Sarah Nixon, whose floral service is called, appropriately, My Luscious Backyard. Photo by Aaron Harris.
Local bouquets offer rarer, pesticide-free blooms
By Katie Hewitt
Globe and Mail
Aug. 27, 2010
Excerpts:
In Vancouver, Megan Branson of Olla Urban Flower Project maintains at least three backyard flower farms, from which she and partner Dionne Finch source dahlias, rudbeckia, giant sunflowers and even winter blooms such as Christmas roses. Constantly on the lookout for beautiful material, they also sometimes knock on doors to acquire blooms, approaching gardeners with particularly fecund inner-city plots.
“Think big flowering hydrangeas with 250 blooms,” Branson says of an especially successful haul. Olla buys its flowers from gardeners at market prices and uses them in arrangements inspired by ikebana, the Japanese art of flower design. This summer, Branson and Finch opened a new boutique in the Gastown area of Vancouver. Branson calls the city “lotus land, with a four-season wedding climate.”
Indeed, both Olla and My Luscious Backyard have had many brides-to-be as clients, although her services, Nixon cautions, aren’t for control freaks, who must understand that her designs are at the mercy of Mother Nature.
Mike Levenston of City Farmer, a non-profit website for urban veggie growers, cites one of his Vancouver neighbours, a Greek immigrant named Mrs.
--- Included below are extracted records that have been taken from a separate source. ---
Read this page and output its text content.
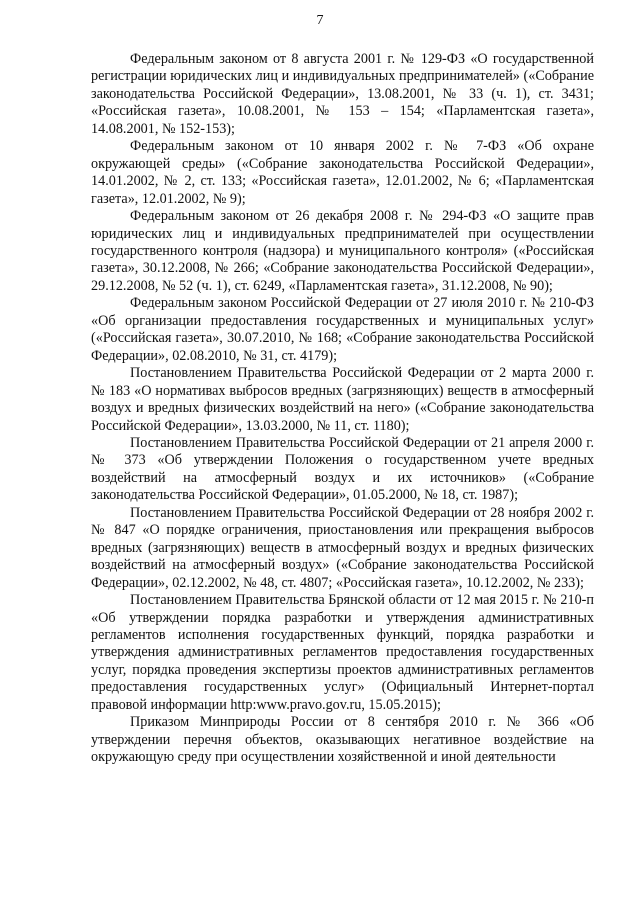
7

Федеральным законом от 8 августа 2001 г. № 129-ФЗ «О государственной регистрации юридических лиц и индивидуальных предпринимателей» («Собрание законодательства Российской Федерации», 13.08.2001, № 33 (ч. 1), ст. 3431; «Российская газета», 10.08.2001, № 153 – 154; «Парламентская газета», 14.08.2001, № 152-153);

Федеральным законом от 10 января 2002 г. № 7-ФЗ «Об охране окружающей среды» («Собрание законодательства Российской Федерации», 14.01.2002, № 2, ст. 133; «Российская газета», 12.01.2002, № 6; «Парламентская газета», 12.01.2002, № 9);

Федеральным законом от 26 декабря 2008 г. № 294-ФЗ «О защите прав юридических лиц и индивидуальных предпринимателей при осуществлении государственного контроля (надзора) и муниципального контроля» («Российская газета», 30.12.2008, № 266; «Собрание законодательства Российской Федерации», 29.12.2008, № 52 (ч. 1), ст. 6249, «Парламентская газета», 31.12.2008, № 90);

Федеральным законом Российской Федерации от 27 июля 2010 г. № 210-ФЗ «Об организации предоставления государственных и муниципальных услуг» («Российская газета», 30.07.2010, № 168; «Собрание законодательства Российской Федерации», 02.08.2010, № 31, ст. 4179);

Постановлением Правительства Российской Федерации от 2 марта 2000 г. № 183 «О нормативах выбросов вредных (загрязняющих) веществ в атмосферный воздух и вредных физических воздействий на него» («Собрание законодательства Российской Федерации», 13.03.2000, № 11, ст. 1180);

Постановлением Правительства Российской Федерации от 21 апреля 2000 г. № 373 «Об утверждении Положения о государственном учете вредных воздействий на атмосферный воздух и их источников» («Собрание законодательства Российской Федерации», 01.05.2000, № 18, ст. 1987);

Постановлением Правительства Российской Федерации от 28 ноября 2002 г. № 847 «О порядке ограничения, приостановления или прекращения выбросов вредных (загрязняющих) веществ в атмосферный воздух и вредных физических воздействий на атмосферный воздух» («Собрание законодательства Российской Федерации», 02.12.2002, № 48, ст. 4807; «Российская газета», 10.12.2002, № 233);

Постановлением Правительства Брянской области от 12 мая 2015 г. № 210-п «Об утверждении порядка разработки и утверждения административных регламентов исполнения государственных функций, порядка разработки и утверждения административных регламентов предоставления государственных услуг, порядка проведения экспертизы проектов административных регламентов предоставления государственных услуг» (Официальный Интернет-портал правовой информации http:www.pravo.gov.ru, 15.05.2015);

Приказом Минприроды России от 8 сентября 2010 г. № 366 «Об утверждении перечня объектов, оказывающих негативное воздействие на окружающую среду при осуществлении хозяйственной и иной деятельности
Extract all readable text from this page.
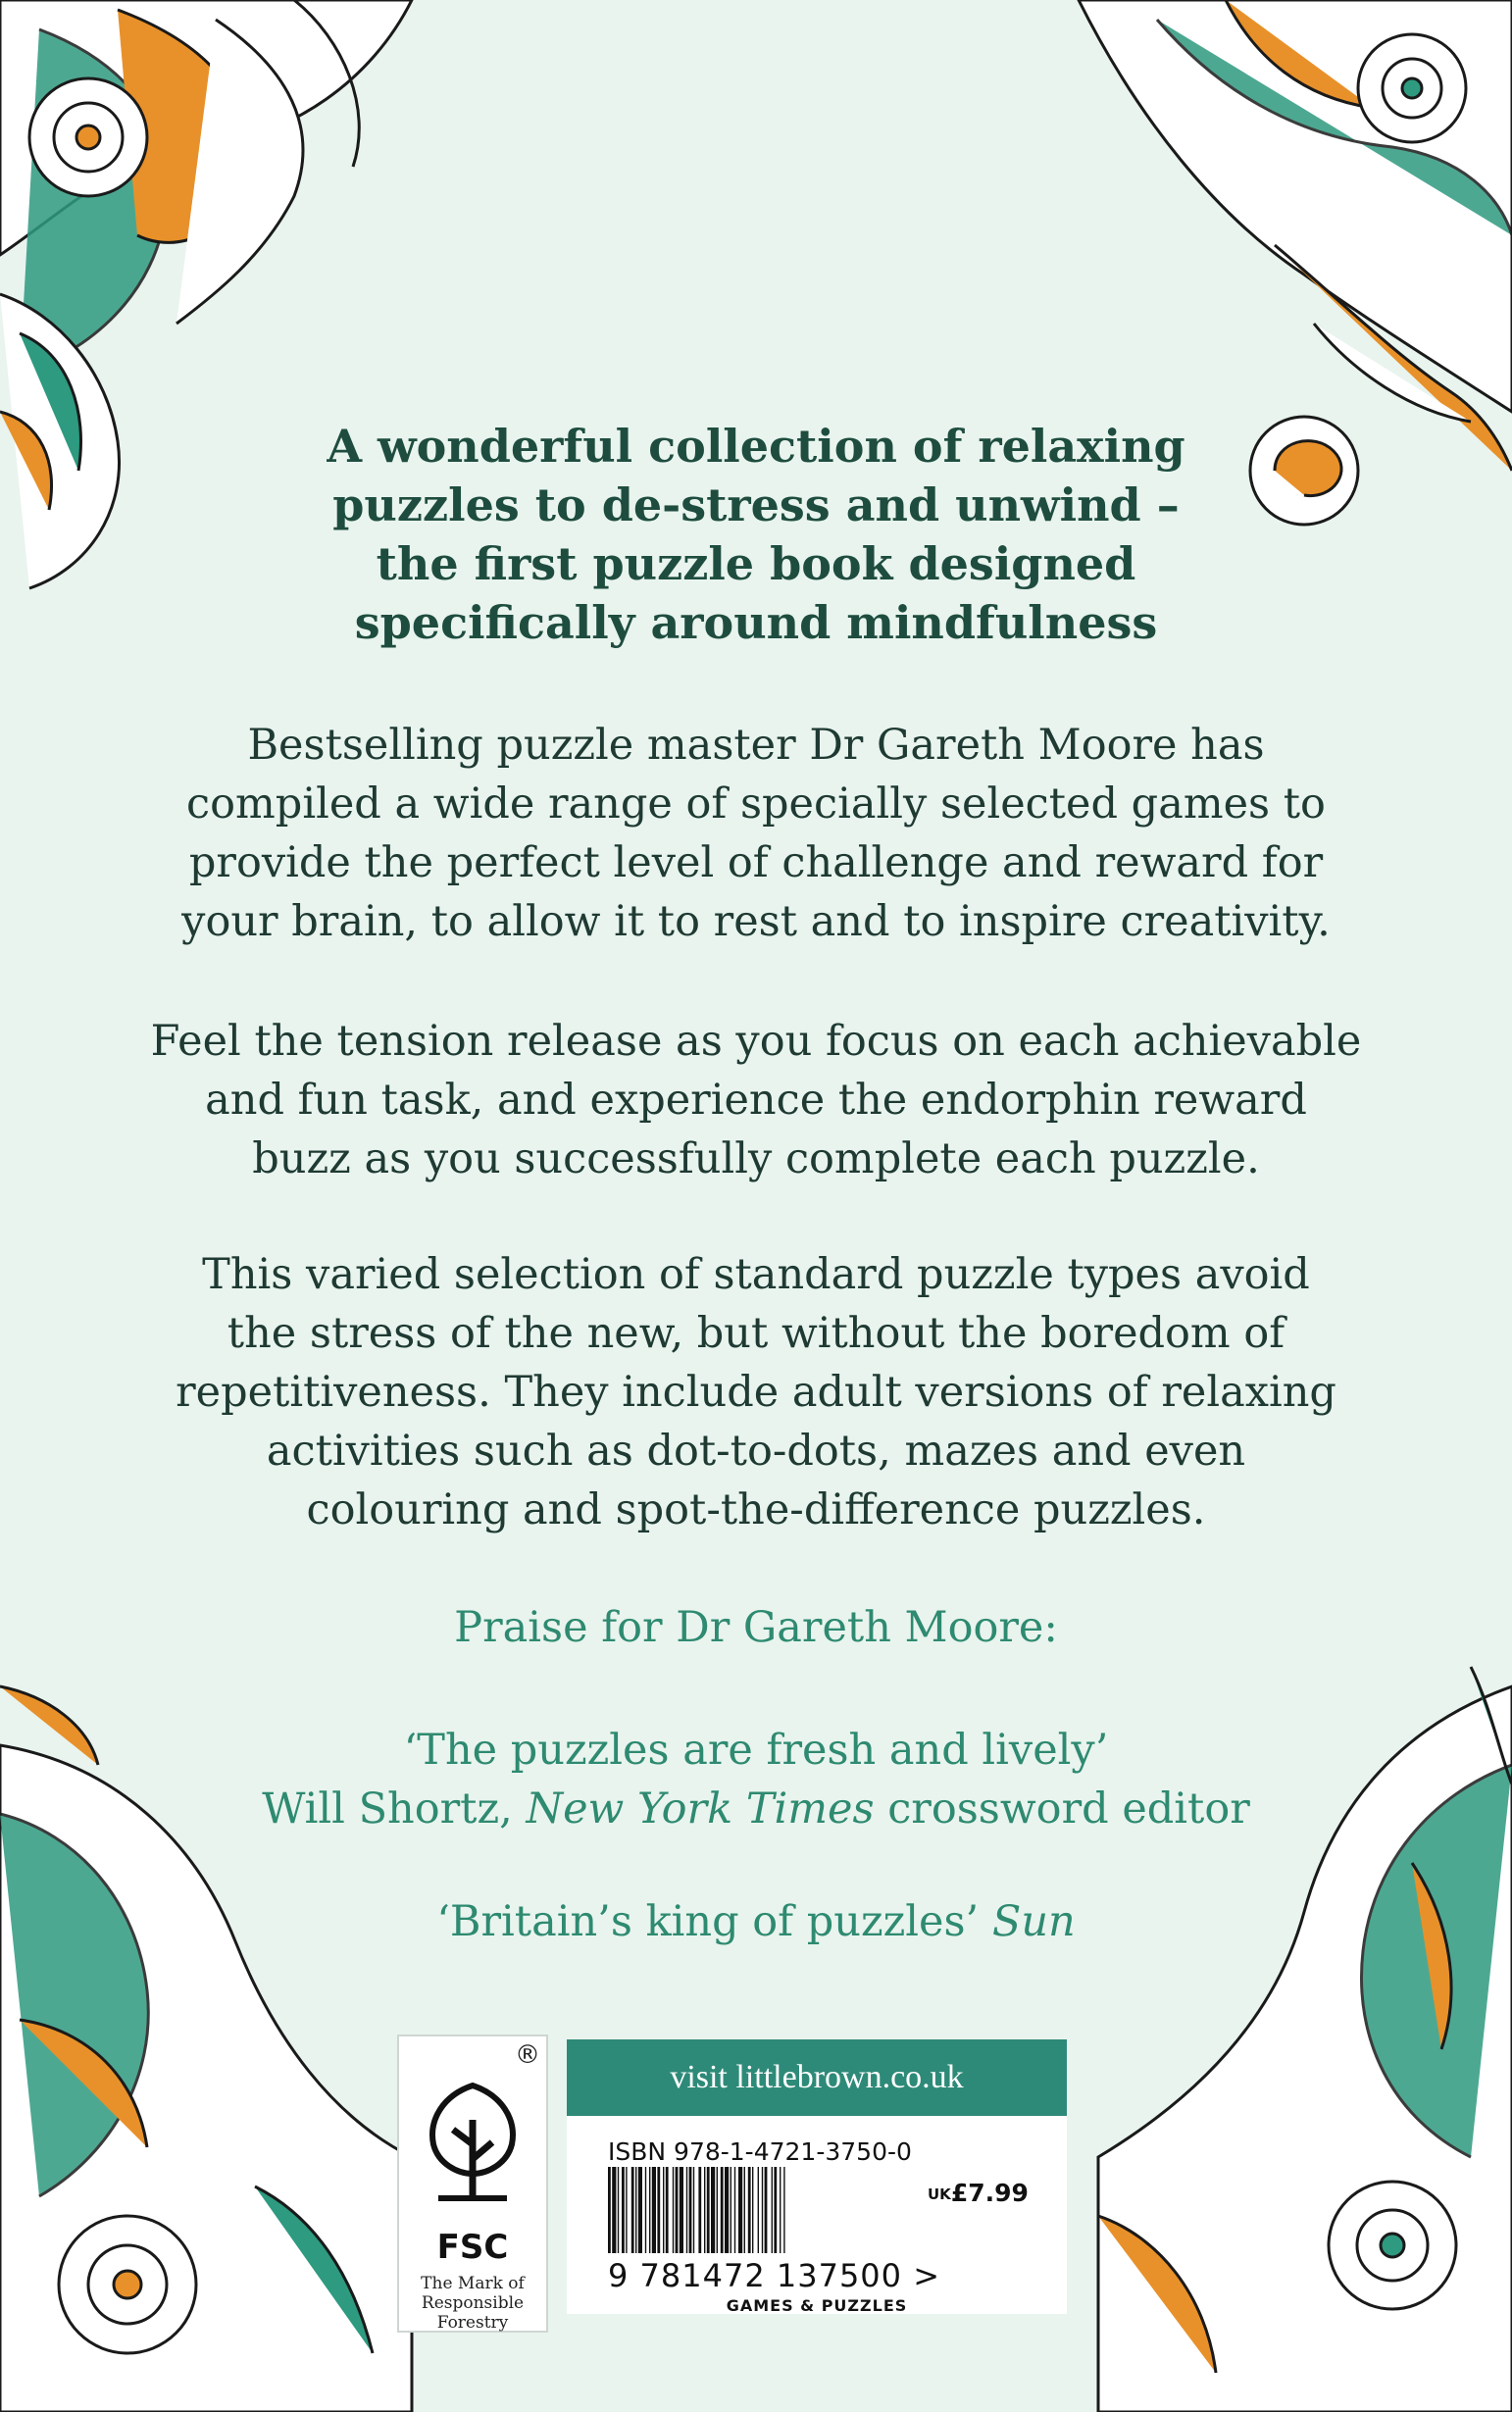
A wonderful collection of relaxing
puzzles to de-stress and unwind –
the first puzzle book designed
specifically around mindfulness
Bestselling puzzle master Dr Gareth Moore has
compiled a wide range of specially selected games to
provide the perfect level of challenge and reward for
your brain, to allow it to rest and to inspire creativity.
Feel the tension release as you focus on each achievable
and fun task, and experience the endorphin reward
buzz as you successfully complete each puzzle.
This varied selection of standard puzzle types avoid
the stress of the new, but without the boredom of
repetitiveness. They include adult versions of relaxing
activities such as dot-to-dots, mazes and even
colouring and spot-the-difference puzzles.
Praise for Dr Gareth Moore:
‘The puzzles are fresh and lively’
Will Shortz, New York Times crossword editor
‘Britain’s king of puzzles’ Sun
®
FSC
The Mark of
Responsible
Forestry
visit littlebrown.co.uk
ISBN 978-1-4721-3750-0
UK£7.99
9 781472 137500 >
GAMES & PUZZLES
Gallos, as a pioneer in this area.
For 15 years, he says, Mrs. Gallos, who spoke little English, also sold flowers she grew in her garden, leaving unattended Mason jars full of blooms on her front lawn along with signs listing prices.
“She was ‘the flower lady’ long before urban agriculture came around,” Levenston says, recalling her moniker in the neighbourhood.
Just this summer, Mrs. Gallos passed away at 89 after suffering a stroke while tending to her flowers.
“Gardening to her last day,” Levenston says.